Six individuals were convicted of, or pleaded guilty to, charges related to defrauding Ohio’s workers’ compensation system in February 2014, according to the Ohio Bureau of Workers’ Compensation (BWC) Administrator/CEO Steve Buehrer.
The court actions are the result of investigations conducted by BWC’s Special Investigations Department (SID). The department works to deter, detect, investigate and prosecute workers’ compensation fraud.
“From investigators to claims service specialists, and even other agencies, we have many sets of eyes watching for signs of workers’ compensation fraud,” Buehrer said. “These attentive eyes, along with valuable tips from across the state that bring attention to potential fraud, provide outstanding support in our work to protect the State Insurance Fund.”
The following case information represents a sampling of cases that resulted in guilty pleas or convictions during February.
- William Mcie pleaded guilty to one count of workers’ compensation fraud, a fifth-degree felony, for working while receiving workplace injury benefits.

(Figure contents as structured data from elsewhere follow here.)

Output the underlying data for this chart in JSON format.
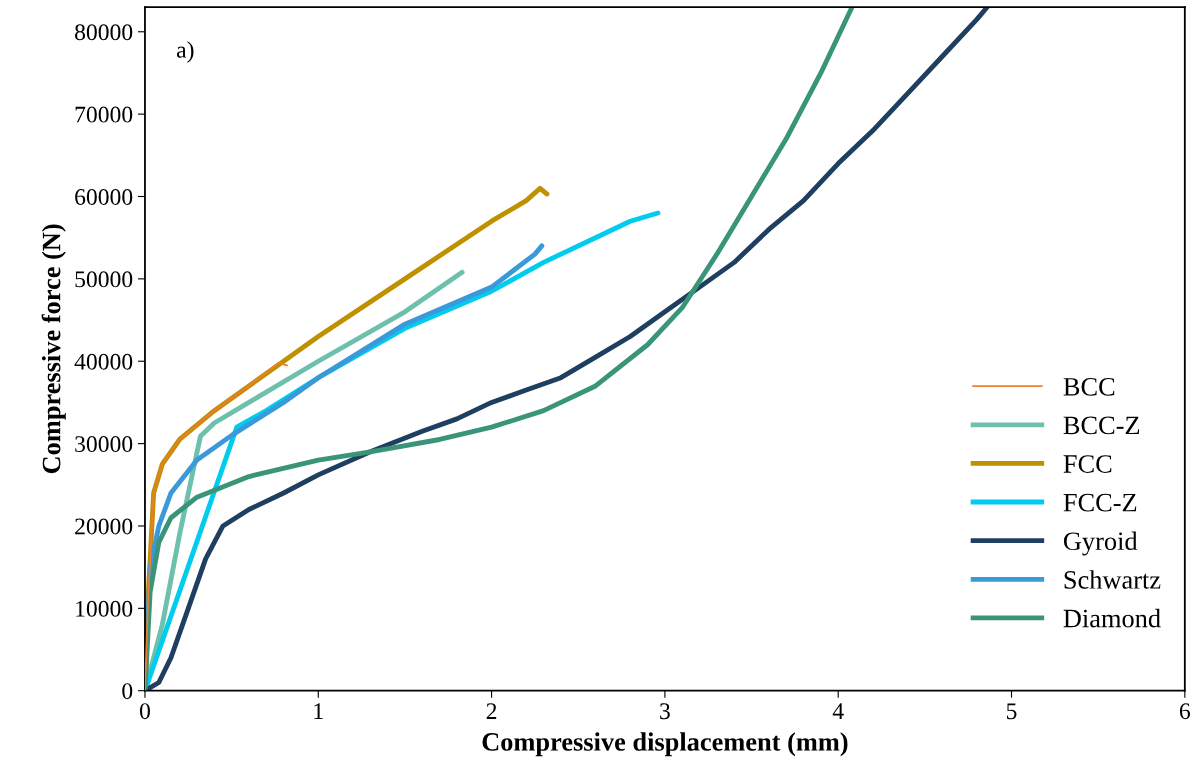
{
  "chart_data": {
    "type": "line",
    "xlabel": "Compressive displacement (mm)",
    "ylabel": "Compressive force (N)",
    "annotations": [
      "a)"
    ],
    "xlim": [
      0,
      6
    ],
    "ylim": [
      0,
      83000
    ],
    "xticks": [
      0,
      1,
      2,
      3,
      4,
      5,
      6
    ],
    "yticks": [
      0,
      10000,
      20000,
      30000,
      40000,
      50000,
      60000,
      70000,
      80000
    ],
    "grid": false,
    "legend": "bottom right",
    "marker": "none",
    "line_style": "solid",
    "series": [
      {
        "name": "BCC",
        "color": "#ed7d31",
        "x": [
          0,
          0.02,
          0.05,
          0.1,
          0.2,
          0.4,
          0.6,
          0.77,
          0.82
        ],
        "values": [
          0,
          12000,
          24000,
          27500,
          30500,
          34000,
          37000,
          39800,
          39500
        ]
      },
      {
        "name": "BCC-Z",
        "color": "#6cc0ac",
        "x": [
          0,
          0.1,
          0.2,
          0.32,
          0.4,
          0.6,
          1.0,
          1.5,
          1.83
        ],
        "values": [
          0,
          8000,
          19000,
          30900,
          32500,
          35000,
          40000,
          46000,
          50800
        ]
      },
      {
        "name": "FCC",
        "color": "#bf9000",
        "x": [
          0,
          0.02,
          0.05,
          0.1,
          0.2,
          0.4,
          0.6,
          0.8,
          1.0,
          1.5,
          2.0,
          2.2,
          2.28,
          2.32
        ],
        "values": [
          0,
          12000,
          24000,
          27500,
          30500,
          34000,
          37000,
          40000,
          43000,
          50000,
          57000,
          59500,
          61000,
          60300
        ]
      },
      {
        "name": "FCC-Z",
        "color": "#00ccee",
        "x": [
          0,
          0.53,
          0.7,
          1.0,
          1.5,
          2.0,
          2.3,
          2.6,
          2.8,
          2.96
        ],
        "values": [
          0,
          32000,
          34000,
          38000,
          44000,
          48500,
          52000,
          55000,
          57000,
          58000
        ]
      },
      {
        "name": "Gyroid",
        "color": "#1f3f60",
        "x": [
          0,
          0.08,
          0.15,
          0.25,
          0.35,
          0.45,
          0.6,
          0.8,
          1.0,
          1.3,
          1.6,
          1.8,
          2.0,
          2.2,
          2.4,
          2.6,
          2.8,
          3.0,
          3.2,
          3.4,
          3.6,
          3.8,
          4.0,
          4.2,
          4.4,
          4.6,
          4.8,
          4.86
        ],
        "values": [
          0,
          1000,
          4000,
          10000,
          16000,
          20000,
          22000,
          24000,
          26200,
          29000,
          31500,
          33000,
          35000,
          36500,
          38000,
          40500,
          43000,
          46000,
          49000,
          52000,
          56000,
          59500,
          64000,
          68000,
          72500,
          77000,
          81500,
          83000
        ]
      },
      {
        "name": "Schwartz",
        "color": "#3a9ad9",
        "x": [
          0,
          0.03,
          0.08,
          0.15,
          0.3,
          0.5,
          0.8,
          1.0,
          1.5,
          2.0,
          2.25,
          2.29
        ],
        "values": [
          0,
          15000,
          20000,
          24000,
          28000,
          31000,
          35000,
          38000,
          44500,
          49000,
          53000,
          54000
        ]
      },
      {
        "name": "Diamond",
        "color": "#3a9479",
        "x": [
          0,
          0.03,
          0.08,
          0.15,
          0.3,
          0.6,
          1.0,
          1.3,
          1.7,
          2.0,
          2.3,
          2.6,
          2.9,
          3.1,
          3.3,
          3.5,
          3.7,
          3.9,
          4.08
        ],
        "values": [
          0,
          12000,
          18000,
          21000,
          23500,
          26000,
          28000,
          29000,
          30500,
          32000,
          34000,
          37000,
          42000,
          46500,
          53000,
          60000,
          67000,
          75000,
          83000
        ]
      }
    ]
  }
}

An allegation was received that Mcie was working as a self-employed carpenter. Mcie was observed arriving at multiple work locations and suppliers. Interviews with Mcie’s customers and suppliers confirmed he returned to work while concurrently receiving temporary total disability benefits between May 2008 and September 2012. Sentencing is set for April 2.
- Lonnie Mace pleaded guilty to workers’ compensation fraud, a fifth-degree felony, for working while receiving workplace injury benefits. An allegation was made after a cross match with the Public Utilities Commission of Ohio (PUCO). Investigators found Mace was receiving permanent total disability benefits while a driver of a commercial vehicle during a 2010 safety inspection. They also found that Mace was employed by a trucking company prior to and during the inception of his benefits. Mace’s benefits were terminated and a lump sum advancement of his benefits was declared overpaid, totaling $103,174.34 due to BWC. Sentencing is scheduled for April 3.
- Joshua Collmar was sentenced to six months of incarceration after pleading guilty to workers’ compensation fraud, a fifth-degree felony, for working while receiving workplace injury benefits. He was credited for serving six months in jail. He’s currently serving a prison sentence until 2015 for an unrelated matter. The overpayment amount is $6,021.07. Investigators opened an investigation after receiving an allegation that Collmar was scrapping junk vehicles while collecting temporary total disability benefits. SID agents obtained evidence from scrap yards and interviewed customers, who verified that Collmar scrapped junk vehicles and was paid cash for his services.
- Adam Ostermanwas placed on community control for five years after he pleaded guilty to one count of workers’ compensation fraud, a fifth-degree felony. The conditions of his community control include paying restitution to the BWC in the amount of $59,213.83, obtaining/maintaining employment, and paying court costs. If he violates the terms of his community control, Osterman will serve eight months in prison. Osterman was a death benefit recipient after his father was killed in an industrial accident. Osterman was eligible to receive death benefits up to age 25 if enrolled at an accredited educational institution. An allegation was received that Osterman bragged about enrolling in classes and dropping them to obtain BWC death benefits. The investigation found that from January 2010 to November 2012, Osterman submitted documentation to the BWC to show that he enrolled in classes at a community college in Dayton, but never attended classes or dropped the classes after submitting the documentation to the BWC.
- John Neeley was sentenced to 180 days in jail with credit for 59 days, and 121 days were suspended for three years of community control, after pleading guilty to one count of workers’ compensation fraud, a first-degree misdemeanor, for working while receiving workplace injury benefits. An allegation was received that Neeley was working while collecting BWC disability. The investigation revealed records and surveillance video that confirmed Neeley returned to self-employed work performing several different concrete installation jobs for several customers between July and October 2012. Neeley fled to Florida once he was aware of the investigation and a warrant was issued in Ohio for his arrest. Neeley was arrested in Florida on unrelated charges and extradited back to Ohio. Terms of his community control include basic supervision with telephone reporting allowed provided Neeley make a good faith effort to obtain/maintain employment, and payment of restitution totaling $6,878.14, including $2,000 for investigative costs. Neeley must pay $250 a month and at least $2,250 by Dec. 31, or he will be sent to jail for the remainder of his sentence.